The Mechanics of CNN Filtering with Rectification
This provides a foundational framework for interpreting CNN operations, potentially benefiting researchers in machine learning and physics, but it is incremental as it builds on existing physical analogies.
The paper tackles the problem of understanding convolutional filtering with rectification by proposing elementary information mechanics, linking it to physical theories like special relativity and quantum mechanics, and shows that the speed of information displacement is linearly related to the ratio of odd vs total kernel energy.

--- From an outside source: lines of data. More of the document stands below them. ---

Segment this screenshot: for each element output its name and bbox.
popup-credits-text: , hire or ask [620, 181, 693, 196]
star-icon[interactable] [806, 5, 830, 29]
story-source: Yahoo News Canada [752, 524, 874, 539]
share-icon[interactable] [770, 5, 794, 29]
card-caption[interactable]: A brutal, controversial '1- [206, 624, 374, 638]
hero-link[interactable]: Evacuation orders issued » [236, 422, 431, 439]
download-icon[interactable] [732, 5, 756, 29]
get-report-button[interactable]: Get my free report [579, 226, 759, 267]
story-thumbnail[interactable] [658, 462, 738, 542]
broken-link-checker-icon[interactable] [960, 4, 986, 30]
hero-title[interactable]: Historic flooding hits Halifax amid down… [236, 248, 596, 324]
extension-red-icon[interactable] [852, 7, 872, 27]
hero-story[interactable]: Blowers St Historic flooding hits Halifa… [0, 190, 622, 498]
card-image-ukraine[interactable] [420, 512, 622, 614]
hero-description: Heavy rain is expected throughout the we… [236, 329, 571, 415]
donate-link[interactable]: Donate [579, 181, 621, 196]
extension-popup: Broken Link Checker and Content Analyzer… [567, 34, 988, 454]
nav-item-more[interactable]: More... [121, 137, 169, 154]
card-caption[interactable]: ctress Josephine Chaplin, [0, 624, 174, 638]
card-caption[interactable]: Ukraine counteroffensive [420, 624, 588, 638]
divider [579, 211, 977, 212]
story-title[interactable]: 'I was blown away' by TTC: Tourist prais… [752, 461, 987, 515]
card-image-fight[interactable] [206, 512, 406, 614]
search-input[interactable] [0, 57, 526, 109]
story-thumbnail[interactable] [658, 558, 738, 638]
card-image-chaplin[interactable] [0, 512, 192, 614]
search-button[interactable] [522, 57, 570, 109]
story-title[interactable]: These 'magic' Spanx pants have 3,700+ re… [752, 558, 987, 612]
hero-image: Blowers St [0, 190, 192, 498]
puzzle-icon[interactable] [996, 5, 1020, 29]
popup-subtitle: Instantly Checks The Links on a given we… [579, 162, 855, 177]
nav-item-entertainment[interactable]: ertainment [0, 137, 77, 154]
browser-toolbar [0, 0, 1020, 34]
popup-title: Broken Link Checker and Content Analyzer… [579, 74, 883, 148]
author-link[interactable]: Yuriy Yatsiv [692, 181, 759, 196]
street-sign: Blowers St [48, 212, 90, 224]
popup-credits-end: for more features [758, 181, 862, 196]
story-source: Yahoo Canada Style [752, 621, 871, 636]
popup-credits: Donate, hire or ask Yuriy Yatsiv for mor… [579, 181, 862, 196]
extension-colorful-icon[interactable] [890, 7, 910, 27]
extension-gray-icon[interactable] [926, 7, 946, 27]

This paper proposes elementary information mechanics as a new model for understanding the mechanical properties of convolutional filtering with rectification, inspired by physical theories of special relativity and quantum mechanics. We consider kernels decomposed into orthogonal even and odd components. Even components cause image content to diffuse isotropically while preserving the center of mass, analogously to rest or potential energy with zero net momentum. Odd kernels cause directional displacement of the center of mass, analogously to kinetic energy with non-zero momentum. The speed of information displacement is linearly related to the ratio of odd vs total kernel energy. Even-Odd properties are analyzed in the spectral domain via the discrete cosine transform (DCT), where the structure of small convolutional filters (e.g. $3 \times 3$ pixels) is dominated by low-frequency bases, specifically the DC $Σ$ and gradient components $\nabla$, which define the fundamental modes of information propagation. To our knowledge, this is the first work demonstrating the link between information processing in generic CNNs and the energy-momentum relation, a cornerstone of modern relativistic physics.